No eras más que una perdedora.
Siempre te odié.
Siempre estabas hundiendo a Kasia.
Ahora, puedo hacer algo al respecto —se burló Austin.
Sacó una pistola de su cintura y la apuntó a Lana.
Pero antes de que pudiera apretar el gatillo, Nadia intervino—.
No, tú no —dijo ella, su mirada enfocándose en Milo—.
Quiero que él lo haga.
—¿Qué?
—La incredulidad de Milo era palpable mientras miraba a Nadia, buscando cualquier indicio de piedad en su mirada helada.
—Mátala, y te perdonaremos por no matar al licántropo rojo y permitir que los chupasangres se apoderaran de ella —explicó Nadia, su voz fría pero firme.
Sabía lo cerca que Milo había estado de Kasia y Lana, y quería ver hasta dónde llegaría su lealtad a los cazadores.
Lana trató de ocultar su sorpresa al escuchar esto.
¿Vampiros habían secuestrado a Kasia?
¿Por qué la querrían?
¿Y cómo sabía Nadia sobre el licántropo rojo?
¿Qué estaba pasando?
Su mente corría con preguntas, pero no tuvo tiempo de pensar en ellas por mucho tiempo.
Milo se acercó a ella, con una navaja en la mano, su hoja brillando bajo la tenue luz del gimnasio abandonado.
—A sangre fría.
¿Vas a apuñalarla hasta la muerte?
Y actuabas como si yo fuera cruel —se burló Austin, su voz traviesa mientras esperaba ver.
Milo no respondió a la burla; simplemente siguió moviéndose hacia Lana, sus ojos fijos en los de ella.
Esperaba a medias que Lana revelara su identidad como gato cambiante, pero ella no dijo nada.
Simplemente lo fulminó con la mirada, con el desafío grabado en su rostro.
Sin embargo, a pesar de su valiente frente, Milo podía ver el miedo arremolinándose en sus ojos color avellana.
—¿Qué estás esperando?
—espetó Nadia, impacientándose—.
¿Preferirías ser el que sea ahorcado en la Sede?
—Solo déjame hacerlo.
Lo haré rápido.
Un tiro en la cabeza —intervino Austin, ansioso por derramar sangre.
Respirando profundamente, Milo tomó una decisión repentina y dejó caer el cuchillo.
Los ojos de Nadia se estrecharon mientras preguntaba:
—¿Qué crees que estás haciendo?
—Supongo que todo termina ahora mismo —suspiró Milo, con resignación pesada en su voz.

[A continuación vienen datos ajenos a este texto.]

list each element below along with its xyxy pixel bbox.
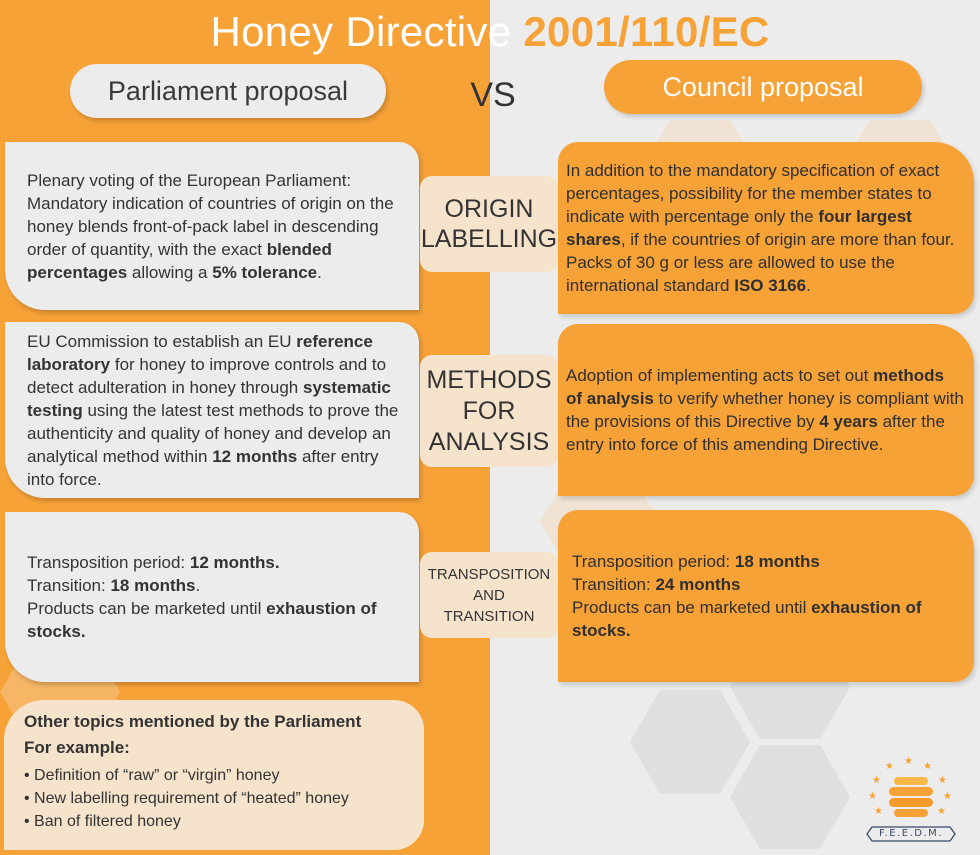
other-topics-subheading: For example: (24, 738, 130, 757)
svg-text:★: ★ (923, 761, 932, 772)
transposition-label-text: TRANSPOSITION AND TRANSITION (427, 565, 551, 625)
page-title (0, 8, 980, 56)
svg-text:★: ★ (874, 806, 883, 817)
parliament-methods-text: EU Commission to establish an EU reference laboratory for honey to improve controls and to detect adulteration in honey through systematic testing using the latest test methods to prove the authenticity and quality of honey and develop an analytical method within 12 months after entry into force. (27, 331, 399, 489)
feedm-logo-text: F.E.E.D.M. (878, 828, 943, 839)
svg-text:★: ★ (872, 775, 881, 786)
council-transposition-text: Transposition period: 18 months Transition: 24 months Products can be marketed until exhaustion of stocks. (572, 552, 922, 640)
svg-text:★: ★ (943, 791, 952, 802)
other-topics-box (4, 700, 424, 850)
svg-text:★: ★ (885, 761, 894, 772)
council-origin-card (558, 142, 974, 314)
council-header: Council proposal (604, 60, 922, 114)
list-item: • New labelling requirement of “heated” honey (24, 787, 414, 810)
svg-text:★: ★ (868, 791, 877, 802)
parliament-transposition-text: Transposition period: 12 months. Transition: 18 months. Products can be marketed until exhaustion of stocks. (27, 553, 377, 641)
other-topics-list (24, 764, 414, 833)
origin-label-text: ORIGIN LABELLING (420, 195, 558, 253)
council-methods-card (558, 324, 974, 496)
section-label-origin (420, 176, 558, 272)
methods-label-text: METHODS FOR ANALYSIS (426, 365, 552, 456)
list-item: • Ban of filtered honey (24, 810, 414, 833)
parliament-transposition-card (5, 512, 419, 682)
section-label-methods (420, 355, 558, 467)
title-code: 2001/110/EC (523, 8, 770, 55)
title-main: Honey Directive (210, 8, 512, 55)
parliament-origin-card (5, 142, 419, 310)
council-transposition-card (558, 510, 974, 682)
list-item: • Definition of “raw” or “virgin” honey (24, 764, 414, 787)
parliament-header: Parliament proposal (70, 64, 386, 118)
parliament-origin-text: Plenary voting of the European Parliament: Mandatory indication of countries of origin on the honey blends front-of-pack label in descending order of quantity, with the exact blended percentages allowing a 5% tolerance. (27, 170, 394, 282)
section-label-transposition (420, 552, 558, 638)
svg-text:★: ★ (937, 806, 946, 817)
council-origin-text: In addition to the mandatory specification of exact percentages, possibility for the member states to indicate with percentage only the four largest shares, if the countries of origin are more than four. Packs of 30 g or less are allowed to use the international standard ISO 3166. (566, 161, 955, 295)
svg-text:★: ★ (904, 756, 913, 767)
other-topics-heading: Other topics mentioned by the Parliament (24, 712, 362, 731)
svg-text:★: ★ (938, 775, 947, 786)
feedm-logo (856, 755, 966, 845)
parliament-methods-card (5, 322, 419, 498)
council-methods-text: Adoption of implementing acts to set out methods of analysis to verify whether honey is compliant with the provisions of this Directive by 4 years after the entry into force of this amending Directive. (566, 366, 964, 454)
vs-label: VS (470, 76, 516, 114)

Antes de que Nadia pudiera cuestionarlo más, entró en acción con velocidad relámpago, cortando las gargantas de los dos cazadores y sujetando a Lana.
Milo rápidamente lanzó a los otros dos cazadores lejos de Lana mientras se paraba protectoramente frente a ella.
Sus uñas se extendieron en garras, y sus colmillos estaban al descubierto.
—¡Lo sabía!
¡Sabía que eras un maldito monstruo!
—exclamó Nadia, su rostro contorsionándose de rabia.
Milo le sonrió con suficiencia, incapaz de resistir una puya.
—Aun así dormiste conmigo, ¿no?
¿No te convertiría eso en una peluda?
En ciega furia, Nadia arrebató la pistola de Austin y comenzó a disparar a Milo.
Él esquivó las balas con ágil gracia, rápidamente agarrando a Lana y huyendo por una ventana.
Nadia corrió hacia la ventana y continuó disparando, su ira hirviendo.
Los asistentes al festival en la calle gritaron en pánico.
—¡Detente!
—gritó Austin, entrando en pánico—.
¡Si no paras, tendremos a toda la ciudad encima de nosotros!
Finalmente, Nadia dejó de disparar, su pecho agitándose mientras trataba de recuperar el aliento.
Con un gruñido, dijo:
—¡Los quiero encontrados inmediatamente!